Eglise Notre-Dame-du-Puy
Joyau roman du Quercy, l'église Notre-Dame-du-Puy de Figeac dévoile un portail gothique aux archivoltes ornées de choux et des sarcophages mérovingiens dormant sous ses dalles millénaires.
Histoire
Dressée sur les hauteurs de Figeac, ville d'art et d'histoire du Lot, l'église Notre-Dame-du-Puy est l'un des édifices religieux les plus singuliers du Quercy. Son nom évoque le piton rocheux — le puy — sur lequel elle fut érigée à la fin du XIIe siècle, dominant la cité médiévale de son imposante silhouette. Loin d'être un simple lieu de culte, elle constitue un véritable palimpseste architectural, où se superposent avec une rare cohérence les influences romanes et gothiques de plusieurs siècles de dévotion. Ce qui distingue immédiatement Notre-Dame-du-Puy de ses contemporaines, c'est la qualité sculpturale extraordinaire de son portail occidental. Les colonnettes à chapiteaux finement travaillés, les quatre archivoltes parcourues de feuillages de choux stylisés, et les fines représentations animales nichées dans les gorges témoignent d'un atelier de tailleurs de pierre d'une maîtrise rare pour la région. Les trois niches surmontant le portail, coiffées de dais à pinacles, confèrent à la façade une verticalité presque dramatique. Pénétrer dans l'édifice, c'est glisser dans une temporalité suspendue. L'abside entourée de chapelles rayonnantes déploie un espace d'une grande sérénité, rythmé par des colonnes dont les chapiteaux sculptés s'élancent vers des nervures croisées. La lumière, filtrée par les baies, dessine sur la pierre calcaire des ombres mouvantes qui animent sans cesse le décor intérieur.

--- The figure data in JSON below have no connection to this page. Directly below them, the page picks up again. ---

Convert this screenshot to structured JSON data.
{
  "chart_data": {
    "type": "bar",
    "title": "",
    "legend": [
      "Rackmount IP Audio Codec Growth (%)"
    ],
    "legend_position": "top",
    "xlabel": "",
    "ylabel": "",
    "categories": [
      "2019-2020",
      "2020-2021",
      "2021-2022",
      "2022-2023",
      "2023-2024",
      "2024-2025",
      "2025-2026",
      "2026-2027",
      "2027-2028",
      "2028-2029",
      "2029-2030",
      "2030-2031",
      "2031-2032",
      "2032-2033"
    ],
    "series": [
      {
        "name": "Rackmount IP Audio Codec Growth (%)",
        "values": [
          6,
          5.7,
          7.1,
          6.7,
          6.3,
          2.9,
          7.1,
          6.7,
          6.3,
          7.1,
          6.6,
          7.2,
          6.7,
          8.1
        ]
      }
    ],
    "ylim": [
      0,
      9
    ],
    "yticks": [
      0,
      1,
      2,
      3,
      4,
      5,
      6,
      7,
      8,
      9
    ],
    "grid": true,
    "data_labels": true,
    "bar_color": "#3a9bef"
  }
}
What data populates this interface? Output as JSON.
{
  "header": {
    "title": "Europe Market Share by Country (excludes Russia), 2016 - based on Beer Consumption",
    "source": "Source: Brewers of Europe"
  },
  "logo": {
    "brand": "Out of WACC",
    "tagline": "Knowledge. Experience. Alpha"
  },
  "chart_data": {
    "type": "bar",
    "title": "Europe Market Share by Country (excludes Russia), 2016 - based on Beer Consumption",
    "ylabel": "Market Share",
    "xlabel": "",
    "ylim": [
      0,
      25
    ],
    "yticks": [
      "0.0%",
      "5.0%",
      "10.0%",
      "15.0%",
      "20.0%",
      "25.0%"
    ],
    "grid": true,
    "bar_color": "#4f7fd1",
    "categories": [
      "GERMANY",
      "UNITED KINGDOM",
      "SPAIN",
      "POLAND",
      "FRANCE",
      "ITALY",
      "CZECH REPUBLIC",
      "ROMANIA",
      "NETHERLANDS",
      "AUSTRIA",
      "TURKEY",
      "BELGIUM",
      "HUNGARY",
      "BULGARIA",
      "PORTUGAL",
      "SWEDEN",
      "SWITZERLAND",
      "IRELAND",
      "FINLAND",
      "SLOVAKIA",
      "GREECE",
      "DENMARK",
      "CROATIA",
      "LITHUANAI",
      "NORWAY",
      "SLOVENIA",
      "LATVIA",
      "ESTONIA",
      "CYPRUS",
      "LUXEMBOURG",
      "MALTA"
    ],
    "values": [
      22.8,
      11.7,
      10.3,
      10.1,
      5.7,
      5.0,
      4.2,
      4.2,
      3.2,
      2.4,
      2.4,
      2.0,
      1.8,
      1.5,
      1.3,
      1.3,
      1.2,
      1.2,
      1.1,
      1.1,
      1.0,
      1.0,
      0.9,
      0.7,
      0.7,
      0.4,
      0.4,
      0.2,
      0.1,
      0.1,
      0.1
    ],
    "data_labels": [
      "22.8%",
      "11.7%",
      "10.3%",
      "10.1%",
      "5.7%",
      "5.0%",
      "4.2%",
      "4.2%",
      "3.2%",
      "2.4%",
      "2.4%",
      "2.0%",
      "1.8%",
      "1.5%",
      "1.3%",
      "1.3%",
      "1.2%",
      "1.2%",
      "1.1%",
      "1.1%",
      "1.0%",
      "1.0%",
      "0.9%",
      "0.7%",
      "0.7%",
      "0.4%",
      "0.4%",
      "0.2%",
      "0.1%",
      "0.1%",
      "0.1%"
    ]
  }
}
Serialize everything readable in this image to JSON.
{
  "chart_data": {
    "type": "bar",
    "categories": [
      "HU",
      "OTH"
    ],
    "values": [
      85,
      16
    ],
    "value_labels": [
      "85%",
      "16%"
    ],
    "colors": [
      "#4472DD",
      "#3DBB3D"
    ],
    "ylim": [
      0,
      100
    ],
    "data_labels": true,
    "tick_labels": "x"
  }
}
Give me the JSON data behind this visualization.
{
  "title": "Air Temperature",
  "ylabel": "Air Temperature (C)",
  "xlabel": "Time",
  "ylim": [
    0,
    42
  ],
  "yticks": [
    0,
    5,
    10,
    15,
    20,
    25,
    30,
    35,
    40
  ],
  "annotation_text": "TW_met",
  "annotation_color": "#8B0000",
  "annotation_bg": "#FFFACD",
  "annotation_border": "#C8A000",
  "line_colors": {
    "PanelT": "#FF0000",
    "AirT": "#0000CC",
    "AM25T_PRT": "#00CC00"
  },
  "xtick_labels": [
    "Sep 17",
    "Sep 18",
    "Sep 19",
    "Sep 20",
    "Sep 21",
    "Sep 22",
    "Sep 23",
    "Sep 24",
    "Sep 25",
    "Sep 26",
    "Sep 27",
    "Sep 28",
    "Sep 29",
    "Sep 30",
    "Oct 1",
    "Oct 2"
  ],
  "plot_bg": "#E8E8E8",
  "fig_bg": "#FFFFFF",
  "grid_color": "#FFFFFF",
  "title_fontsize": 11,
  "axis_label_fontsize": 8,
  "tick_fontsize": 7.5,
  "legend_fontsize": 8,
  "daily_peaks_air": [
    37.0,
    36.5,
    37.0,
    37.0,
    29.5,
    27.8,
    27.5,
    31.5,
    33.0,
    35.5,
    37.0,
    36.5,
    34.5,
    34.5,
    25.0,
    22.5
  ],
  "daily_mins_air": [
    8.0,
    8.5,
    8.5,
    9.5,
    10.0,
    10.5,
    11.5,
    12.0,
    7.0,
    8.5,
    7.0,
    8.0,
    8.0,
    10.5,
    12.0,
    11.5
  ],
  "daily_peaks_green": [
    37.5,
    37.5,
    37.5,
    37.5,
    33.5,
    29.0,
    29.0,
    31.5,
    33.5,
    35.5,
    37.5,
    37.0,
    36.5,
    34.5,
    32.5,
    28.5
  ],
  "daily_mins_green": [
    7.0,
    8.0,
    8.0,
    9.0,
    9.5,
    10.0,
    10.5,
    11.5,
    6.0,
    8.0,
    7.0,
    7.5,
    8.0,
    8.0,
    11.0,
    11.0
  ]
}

Mais le secret le plus troublant de Notre-Dame-du-Puy se dissimule sous les pas des visiteurs : des sarcophages d'époque mérovingienne reposent en silence sous les dalles de la nef, rappelant que ce lieu de prière est habité par les morts depuis bien avant que les croisades ne façonnent l'Europe féodale. Cette continuité funéraire et spirituelle confère à l'édifice une profondeur historique que peu d'églises de province peuvent revendiquer. Aujourd'hui classée Monument Historique depuis 1916, l'église s'inscrit dans un écrin urbain exceptionnel : Figeac, ville natale de Champollion, offre à ses visiteurs un ensemble médiéval préservé, dont Notre-Dame-du-Puy est l'une des pièces maîtresses. Un monument à ne pas manquer lors d'une exploration du Grand Figeac.
Architecture
L'église Notre-Dame-du-Puy relève du style roman tardif quercinois, enrichi d'apports gothiques progressifs qui lui confèrent une identité architecturale composite et séduisante. Le plan intérieur adopte la disposition caractéristique des grandes églises pèlerines : une abside entourée de chapelles rayonnantes, dispositif qui permettait aux fidèles de circuler autour du chœur sans interrompre les offices, particulièrement précieux sur les routes de Compostelle. Les colonnes à chapiteaux sculptés qui structurent cet espace portent des arcs doubleaux et des nervures croisées à clef, fusion harmonieuse entre la robustesse romane et l'élégance gothique naissante. La façade occidentale constitue le morceau de bravoure de l'édifice. Son portail à ébrasement profond multiplie les colonnettes à chapiteaux historiés, surmontées de quatre archivoltes généreusement ornées de feuillages de choux — motif végétal emblématique de la sculpture gothique du Midi. Dans les gorges des archivoltes, un bestiaire fantastique se déploie discrètement : animaux réels et créatures imaginaires s'y côtoient, porteurs de symboles moraux et cosmologiques hérités de l'encyclopédisme médiéval. Au-dessus, trois niches profondes, chacune coiffée d'un dais à pinacle et conclue par un cul-de-lampe sculpté de figures animales, accentuent la verticalité de la composition et dialoguent avec le répertoire iconographique de la sculpture gothique septentrionale. La construction fait appel au calcaire local, pierre blonde et chaleureuse omniprésente dans l'architecture du Quercy, qui confère à l'ensemble cette tonalité dorée si caractéristique des villes de la région. Le clocher, remanié à l'époque moderne, contraste légèrement avec la sobriété médiévale du reste de l'édifice sans en trahir l'esprit. En contrebas des dalles, les sarcophages mérovingiens constituent un élément architectural et archéologique unique, invisible mais fondateur, qui ancre l'église dans une profondeur temporelle vertigineuse.